In recent years, Coldplay have reinvented themselves for each album, bringing a new theme to each proceeding; be it their war-torn image for Viva la Vida or their glow-in-the-dark, graffiti-strewn look for concept album Mylo Xyloto.  With Ghost Stories they will need atmospheric laser beams and some glow sticks for this is a chilled out, dance infused Coldplay; one about to go out on stage at the Big Chill Festival and not seem out of place. ‘Midnight’ has a pulsating undercurrent and synthesized vocals that James Blake would be proud of and it seems that they decided they would forgo the trouble of getting a DJ to do an Ibiza remix for ‘A Sky Full of Stars’ and just cut out the middle man and do it themselves; true, it is piano driven but it is a piano EQ’d to the max and that phases in and out.  It truly is Coldplay doing their best hedonistic, “blow your whistle” attempt but the jury is out on whether or not it works.

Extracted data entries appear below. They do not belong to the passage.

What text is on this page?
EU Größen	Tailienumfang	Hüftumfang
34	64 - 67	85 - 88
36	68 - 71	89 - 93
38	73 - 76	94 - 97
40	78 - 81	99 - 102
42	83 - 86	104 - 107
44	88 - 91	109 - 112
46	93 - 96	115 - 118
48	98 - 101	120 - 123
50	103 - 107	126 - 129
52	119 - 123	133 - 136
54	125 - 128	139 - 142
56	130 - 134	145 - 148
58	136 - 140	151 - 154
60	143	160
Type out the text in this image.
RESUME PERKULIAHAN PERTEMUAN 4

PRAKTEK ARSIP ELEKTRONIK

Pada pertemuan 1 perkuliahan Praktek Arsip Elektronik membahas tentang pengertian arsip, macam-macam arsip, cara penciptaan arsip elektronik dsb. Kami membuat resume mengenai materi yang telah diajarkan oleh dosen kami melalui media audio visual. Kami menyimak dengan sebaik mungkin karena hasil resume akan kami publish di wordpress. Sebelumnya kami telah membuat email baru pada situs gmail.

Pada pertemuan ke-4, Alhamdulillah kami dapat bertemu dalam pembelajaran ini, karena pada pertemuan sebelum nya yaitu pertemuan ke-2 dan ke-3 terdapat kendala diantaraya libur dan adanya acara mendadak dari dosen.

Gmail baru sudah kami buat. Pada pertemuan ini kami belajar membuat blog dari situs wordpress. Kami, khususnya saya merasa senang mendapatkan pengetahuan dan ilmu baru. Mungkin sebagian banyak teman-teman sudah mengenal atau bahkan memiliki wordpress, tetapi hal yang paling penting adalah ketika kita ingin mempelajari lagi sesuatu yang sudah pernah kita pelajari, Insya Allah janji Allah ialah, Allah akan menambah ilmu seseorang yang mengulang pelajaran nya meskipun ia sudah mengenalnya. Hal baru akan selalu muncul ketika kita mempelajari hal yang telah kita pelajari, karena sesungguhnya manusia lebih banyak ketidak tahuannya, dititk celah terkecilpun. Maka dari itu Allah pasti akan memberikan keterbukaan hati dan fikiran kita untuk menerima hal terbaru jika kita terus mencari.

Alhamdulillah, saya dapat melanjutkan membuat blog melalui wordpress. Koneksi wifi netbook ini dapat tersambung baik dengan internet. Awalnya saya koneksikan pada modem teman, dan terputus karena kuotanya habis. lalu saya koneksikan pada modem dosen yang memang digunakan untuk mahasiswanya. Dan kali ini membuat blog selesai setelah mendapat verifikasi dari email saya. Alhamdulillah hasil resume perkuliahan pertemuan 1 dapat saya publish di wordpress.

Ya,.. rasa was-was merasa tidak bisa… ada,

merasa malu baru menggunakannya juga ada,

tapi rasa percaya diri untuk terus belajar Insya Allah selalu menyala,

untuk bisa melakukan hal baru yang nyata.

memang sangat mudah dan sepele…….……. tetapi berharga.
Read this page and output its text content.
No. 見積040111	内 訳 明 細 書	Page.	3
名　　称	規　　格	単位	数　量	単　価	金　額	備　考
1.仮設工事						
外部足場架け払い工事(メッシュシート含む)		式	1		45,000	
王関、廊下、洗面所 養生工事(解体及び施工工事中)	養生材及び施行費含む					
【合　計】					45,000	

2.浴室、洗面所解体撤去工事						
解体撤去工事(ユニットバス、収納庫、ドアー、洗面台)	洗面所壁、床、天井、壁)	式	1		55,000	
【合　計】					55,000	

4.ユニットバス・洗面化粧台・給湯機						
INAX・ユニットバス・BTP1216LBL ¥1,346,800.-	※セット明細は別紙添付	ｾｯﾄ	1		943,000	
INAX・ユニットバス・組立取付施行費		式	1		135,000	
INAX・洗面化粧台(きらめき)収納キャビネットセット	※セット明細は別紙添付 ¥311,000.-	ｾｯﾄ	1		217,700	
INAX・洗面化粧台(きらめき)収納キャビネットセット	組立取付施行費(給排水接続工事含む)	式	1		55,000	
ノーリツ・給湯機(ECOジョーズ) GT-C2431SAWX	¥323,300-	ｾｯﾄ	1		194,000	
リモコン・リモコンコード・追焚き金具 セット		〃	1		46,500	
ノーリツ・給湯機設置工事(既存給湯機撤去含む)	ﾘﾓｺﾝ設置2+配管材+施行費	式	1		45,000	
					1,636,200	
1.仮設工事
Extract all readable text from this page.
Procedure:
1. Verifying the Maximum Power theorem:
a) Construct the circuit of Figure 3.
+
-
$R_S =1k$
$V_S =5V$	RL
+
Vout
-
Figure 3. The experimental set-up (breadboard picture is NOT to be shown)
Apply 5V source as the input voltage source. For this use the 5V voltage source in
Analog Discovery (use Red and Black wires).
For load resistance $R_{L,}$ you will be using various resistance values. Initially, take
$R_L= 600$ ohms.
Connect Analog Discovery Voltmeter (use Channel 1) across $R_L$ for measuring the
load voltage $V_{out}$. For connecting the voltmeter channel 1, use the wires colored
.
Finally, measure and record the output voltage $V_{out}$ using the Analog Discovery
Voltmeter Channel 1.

On the whole, there is something much simpler and purer about this album.  It puts the listener into an almost dreamlike state.  Gone are the massive string sections and duets with gigantean pop princesses, the instantly catchy piano riffs (‘A Sky Full of Stars’ aside) and layered vocal harmonies.  It is not until track seven on the album that there is a prominent acoustic guitar; ‘Oceans’ being a beautiful, acoustic number, more reminiscent of times gone by, but even here there is an electro pulse to keep the ‘theme’ going.

At times the album sounds more like Chris Martin and a backing track, so different to the norm is the feel to the rhythm section; it doesn’t sound like a live band and at times it doesn’t quite gel.  But there are still some beautiful moments in there, with Buckland’s wonderfully discordant guitar solo in ‘True Love’ and when ‘Magic’ kicks into life it is very much Coldplay at their best.  There is also something old in the sound at points, with ‘Inked’ sounding like it could have been recorded in the 80’s, mainly due to that synth pop sound.

It is a good thing when a band tries something new and does not just keep re-hashing the same old material, and Coldplay cannot be accused of that with their last three albums.  Their first three solidified them as an angst driven pop/rock outfit, which then gave them licence to try and break new ground and, though this new record will not disappoint the avid fans, pop/rock it is not and, with this new direction, the band might just find themselves some new fans along the way.  Not that they need any.

The album truly is a different beast to their past releases and, though it stands up to be counted against the others, it feels more like a slow burner rather than an instant classic.